Investment Roller-Coaster
Although this sounds like neat strategic development, for shipping investors it was a nightmare because the growth path was unbelievably volatile. Business started with a surge of growth - between 1955 and 1975 the growth rate accelerated from 4% to 10.2% as investors queued up to order super-tankers and bulkers, funded by the emerging Eurodollar market. That phase peaked in 1975 and by 1985 growth had slumped to -1% (see graph). Then it all started again, with growth surging to 8+% in 2010. Part of this volatility was caused by fluctuations in trade growth which was very fast (8%pa) in the run up to the 1975 peak, then grew by just 1% pa in the 1980s and by around 3% since then. But fleet growth was supercharged by investor’s enthusiasm for playing the market using easy Eurodollar finance.
Productivity Puzzle
One surprising lesson from all this is that, despite the chaotic boom and bust environment, the industry was very successful in delivering the new technology which the globalising world economy needed - a state-of-the-art fleet of tankers, bulk carriers and containerships, all carefully graduated in size to meet the complex needs of the modern trading world for cheap sea transport. Another surprise is that the fleet’s transport “productivity” did not increase very much. In 1955 100m GT transported 820mt of cargo, about 8.2t per GT. Today 1 billion GT delivers around 8.4bn tons of cargo, an average of 8.4t per GT.
A Job Well Done
So there you have it.
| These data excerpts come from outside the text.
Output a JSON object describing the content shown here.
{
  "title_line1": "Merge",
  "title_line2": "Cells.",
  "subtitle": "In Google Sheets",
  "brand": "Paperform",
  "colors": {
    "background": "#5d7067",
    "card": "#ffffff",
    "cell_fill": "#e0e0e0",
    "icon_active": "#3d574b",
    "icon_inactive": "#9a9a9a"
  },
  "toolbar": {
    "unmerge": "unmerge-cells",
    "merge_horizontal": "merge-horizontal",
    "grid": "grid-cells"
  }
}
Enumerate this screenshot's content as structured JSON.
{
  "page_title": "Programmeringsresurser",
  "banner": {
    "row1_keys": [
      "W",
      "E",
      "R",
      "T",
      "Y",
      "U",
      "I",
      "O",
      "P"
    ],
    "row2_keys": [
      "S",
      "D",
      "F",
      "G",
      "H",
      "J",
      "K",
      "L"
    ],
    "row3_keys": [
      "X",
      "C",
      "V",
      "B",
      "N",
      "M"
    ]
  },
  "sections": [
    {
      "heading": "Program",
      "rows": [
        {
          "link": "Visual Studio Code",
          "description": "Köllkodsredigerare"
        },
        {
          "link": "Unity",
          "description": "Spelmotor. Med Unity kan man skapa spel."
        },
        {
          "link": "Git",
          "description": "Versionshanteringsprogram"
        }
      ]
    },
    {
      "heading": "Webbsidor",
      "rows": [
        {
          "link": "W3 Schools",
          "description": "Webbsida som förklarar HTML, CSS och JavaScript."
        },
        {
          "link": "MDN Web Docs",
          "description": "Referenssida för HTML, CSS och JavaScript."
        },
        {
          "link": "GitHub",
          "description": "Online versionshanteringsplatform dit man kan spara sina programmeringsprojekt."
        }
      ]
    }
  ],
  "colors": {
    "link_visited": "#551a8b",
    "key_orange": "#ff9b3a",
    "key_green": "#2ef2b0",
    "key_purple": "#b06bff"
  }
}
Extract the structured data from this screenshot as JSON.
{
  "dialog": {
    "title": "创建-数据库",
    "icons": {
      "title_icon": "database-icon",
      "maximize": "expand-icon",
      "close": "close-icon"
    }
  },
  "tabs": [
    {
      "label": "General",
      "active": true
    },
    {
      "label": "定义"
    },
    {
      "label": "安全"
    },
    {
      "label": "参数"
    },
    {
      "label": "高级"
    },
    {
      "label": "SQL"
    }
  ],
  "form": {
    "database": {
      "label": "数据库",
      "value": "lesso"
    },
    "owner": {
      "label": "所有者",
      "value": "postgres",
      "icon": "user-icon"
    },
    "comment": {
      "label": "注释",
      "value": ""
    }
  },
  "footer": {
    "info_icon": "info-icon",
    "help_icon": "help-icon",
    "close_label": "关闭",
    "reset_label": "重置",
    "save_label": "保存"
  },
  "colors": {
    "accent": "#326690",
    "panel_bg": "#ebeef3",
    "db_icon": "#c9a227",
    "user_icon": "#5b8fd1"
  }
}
Shipping cycles are about getting the right ships for the trade, at the cheapest freight rates. After 100,000 angst ridden investment decisions shipping investors have really delivered the goods - a billion tons of ships, tailored to the complex needs of the modern global economy, and super low freight rates. On which note, an extra pat on the back to Capesize owners who are doing such a splendid job today, regardless of cost. Have a nice day.